At the University of Texas Medical Branch, Galveston, 25 children (<18 years of age) with acute, severe burns (more than 40% of the total body surface area) were randomized to receive oral propranolol or placebo for at least 2 weeks. All patients had been resuscitated and had initial excision and grafting within 48 hours of admission and were stabilized for at least 5 days prior to entering the study. The dose of propranolol was adjusted to decrease the resting heart rate by 20% from the patient’s baseline. Resting energy expenditure and skeletal muscle protein kinetics were measured before and 2 weeks after initiation of the study.

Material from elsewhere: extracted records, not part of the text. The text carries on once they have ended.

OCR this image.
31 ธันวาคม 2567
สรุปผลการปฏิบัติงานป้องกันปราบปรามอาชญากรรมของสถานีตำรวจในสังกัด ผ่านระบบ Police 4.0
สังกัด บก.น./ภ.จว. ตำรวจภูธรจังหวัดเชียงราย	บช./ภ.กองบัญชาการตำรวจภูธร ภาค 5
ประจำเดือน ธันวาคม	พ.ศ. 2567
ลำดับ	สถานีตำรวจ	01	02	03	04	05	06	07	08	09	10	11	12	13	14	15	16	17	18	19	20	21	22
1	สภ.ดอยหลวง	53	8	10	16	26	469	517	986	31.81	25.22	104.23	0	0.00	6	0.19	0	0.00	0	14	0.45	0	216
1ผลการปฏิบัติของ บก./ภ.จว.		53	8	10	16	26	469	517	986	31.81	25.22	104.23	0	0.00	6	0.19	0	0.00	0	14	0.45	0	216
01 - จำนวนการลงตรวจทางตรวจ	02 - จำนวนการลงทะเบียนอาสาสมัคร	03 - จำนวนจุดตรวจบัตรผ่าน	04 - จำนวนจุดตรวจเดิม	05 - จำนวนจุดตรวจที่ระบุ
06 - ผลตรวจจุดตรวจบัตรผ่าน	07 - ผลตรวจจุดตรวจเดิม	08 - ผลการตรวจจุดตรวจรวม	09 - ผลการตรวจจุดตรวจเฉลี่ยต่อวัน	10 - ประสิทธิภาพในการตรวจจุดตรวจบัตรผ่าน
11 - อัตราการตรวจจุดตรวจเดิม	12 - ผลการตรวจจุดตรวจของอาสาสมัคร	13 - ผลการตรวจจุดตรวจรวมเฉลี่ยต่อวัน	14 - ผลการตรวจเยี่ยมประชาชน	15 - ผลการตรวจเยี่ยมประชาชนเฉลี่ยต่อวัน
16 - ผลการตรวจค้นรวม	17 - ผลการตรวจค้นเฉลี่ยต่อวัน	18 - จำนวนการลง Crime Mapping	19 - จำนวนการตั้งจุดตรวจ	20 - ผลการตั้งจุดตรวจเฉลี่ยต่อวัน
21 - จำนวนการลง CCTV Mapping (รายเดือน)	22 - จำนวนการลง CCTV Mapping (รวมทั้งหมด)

Patients in each group had similar ages and severity of burn injury. The average dose of propranolol necessary to achieve a 20% decrease in resting heart rate was 1.1 mg/kg every 4 hours. Blood pressure, glucose and temperature did not differ significantly between study groups. Resting energy expenditure (140 kcal/day) and oxygen consumption (25 ml/min) increased in the control group 2 weeks after study initiation. The resting energy expenditure in children who received propranolol decreased (−422 kcal/day, P=.01), as did oxygen consumption (−56 ml/min, P=.002). Children treated with propranolol had net protein synthesis while control patients had net protein breakdown. Children in the 2 treatment groups did not have significant differences in baseline insulin-like growth factor, growth hormone, cortisol, or insulin levels. Changes in these hormone levels during the study did not differ significantly between the treatment groups. The authors conclude that treatment with propranolol attenuates hypermetabolism and reverses muscle-protein catabolism.
Hypermetabolism, secondary to catecholamine mediation, is the hallmark of thermal injury.1,2 The resting energy expenditure can be doubled in patients with burns ≥40% of body surface area resulting in muscle loss. This muscle loss can lead to delay in wound healing, graft loss, ventilator dependence, and other complications, with the potential for increased hospital length of stay. The current strategy used to prevent muscle loss is to administer high-protein, high-calorie nutrition, preferably enterally. Sometimes, parenteral nutrition is needed when enteral nutrition is not sufficient or is not tolerated. The administration of large amounts of protein and carbohydrates can be fraught with complications, which include hyperglycemia, diarrhea, and dehydration.
Other researchers have demonstrated that the heart rate correlates with resting energy expenditure in adults.3 Decreasing the heart rate by 20% from the patients’ baseline significantly reduced the muscle loss in these patients. This study did not evaluate wound healing, wound complications, or hospital length of stay. However, preventing muscle loss should be beneficial in seriously burned children. It is important to note that the administration of propranolol began after the patients were fully resuscitated and had undergone excision of burns with grafting. Blunting the tachycardic response may mask inadequate resuscitation or early sepsis and, therefore, these patients must be carefully monitored.